Which is an eternity in the world of high frequency trading in which the capacity to make millions is made in the nano-seconds between offer and sale.
Nanoseconds have to be bought too, of course. Some buy space right next to the stock exchanges servers. One entrepreneur blasted through every obstacle to make his line between Chicago and New Jersey ramrod straight. Snooze for a microsecond, you lose.
High frequency trading rigs the market, destabilises the market and, in one case, "flash crashes" the market because it is computers making tens of thousands of automatic deals in the sliver of space beyond the reach of human cognition.

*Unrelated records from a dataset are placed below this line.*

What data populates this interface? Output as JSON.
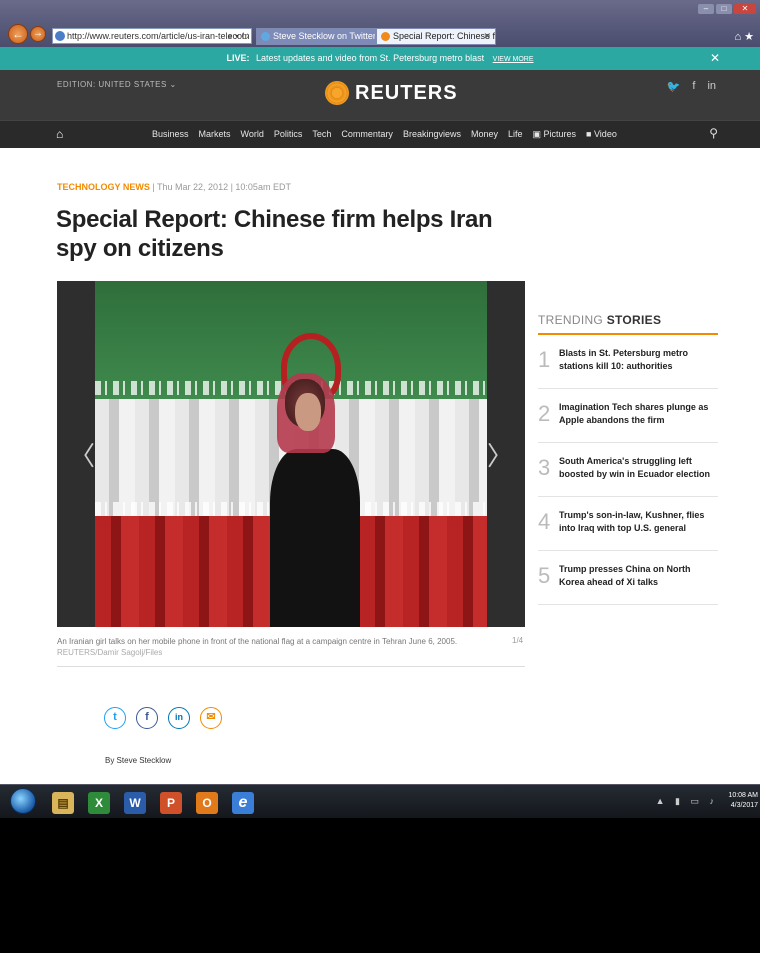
{
  "browser": {
    "url": "http://www.reuters.com/article/us-iran-telecom",
    "tabs": [
      {
        "label": "Steve Stecklow on Twitter: \"A..."
      },
      {
        "label": "Special Report: Chinese fir..."
      }
    ]
  },
  "live_banner": {
    "tag": "LIVE:",
    "text": "Latest updates and video from St. Petersburg metro blast",
    "more": "VIEW MORE"
  },
  "masthead": {
    "edition": "EDITION: UNITED STATES ⌄",
    "logo": "REUTERS"
  },
  "nav": {
    "items": [
      "Business",
      "Markets",
      "World",
      "Politics",
      "Tech",
      "Commentary",
      "Breakingviews",
      "Money",
      "Life",
      "Pictures",
      "Video"
    ]
  },
  "article": {
    "section": "TECHNOLOGY NEWS",
    "dateline": "| Thu Mar 22, 2012 | 10:05am EDT",
    "headline": "Special Report: Chinese firm helps Iran spy on citizens",
    "caption": "An Iranian girl talks on her mobile phone in front of the national flag at a campaign centre in Tehran June 6, 2005.",
    "credit": "REUTERS/Damir Sagolj/Files",
    "counter": "1/4",
    "byline": "By Steve Stecklow"
  },
  "trending": {
    "title_light": "TRENDING ",
    "title_bold": "STORIES",
    "items": [
      {
        "num": "1",
        "text": "Blasts in St. Petersburg metro stations kill 10: authorities"
      },
      {
        "num": "2",
        "text": "Imagination Tech shares plunge as Apple abandons the firm"
      },
      {
        "num": "3",
        "text": "South America's struggling left boosted by win in Ecuador election"
      },
      {
        "num": "4",
        "text": "Trump's son-in-law, Kushner, flies into Iraq with top U.S. general"
      },
      {
        "num": "5",
        "text": "Trump presses China on North Korea ahead of Xi talks"
      }
    ]
  },
  "taskbar": {
    "time": "10:08 AM",
    "date": "4/3/2017"
  },
  "colors": {
    "live_bg": "#2aa8a1",
    "accent": "#f28b00",
    "masthead_bg": "#3a3a3a"
  }
}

So it was little wonder that old-school humans spotted that the markets they were seeing on their screens were not a true representation of what was going on.
Trading occurred behind the scenes, along optic fibres, out of view. Investors were paying inflated prices. Markets were being made deliberately volatile. Money was put out of play. Another banking scandal but one too complex to gain much traction in the real world.
Michael Lewis's incredible-but-true story uncovers the secrets of this dark, dark trade and follows the tale of Brad Katsuyama, a rare creature in Wall Street - someone who wanted to bring honesty to a system that was addicted to its unfair advantage. He was taking on the Wall Street billionaires and the status quo.
As he sought out the quants, the wonks and the eccentrics to help him understand what was going on, he devised a scheme to build an honest exchange, where deals were open and no-one had an advantage. The result acts as a counterweight to the cynicism that the finance industry has, rightfully, earned.
His story is compelling, incredible and Lewis does that wonderful thing of adding astonishment to something already in plain sight.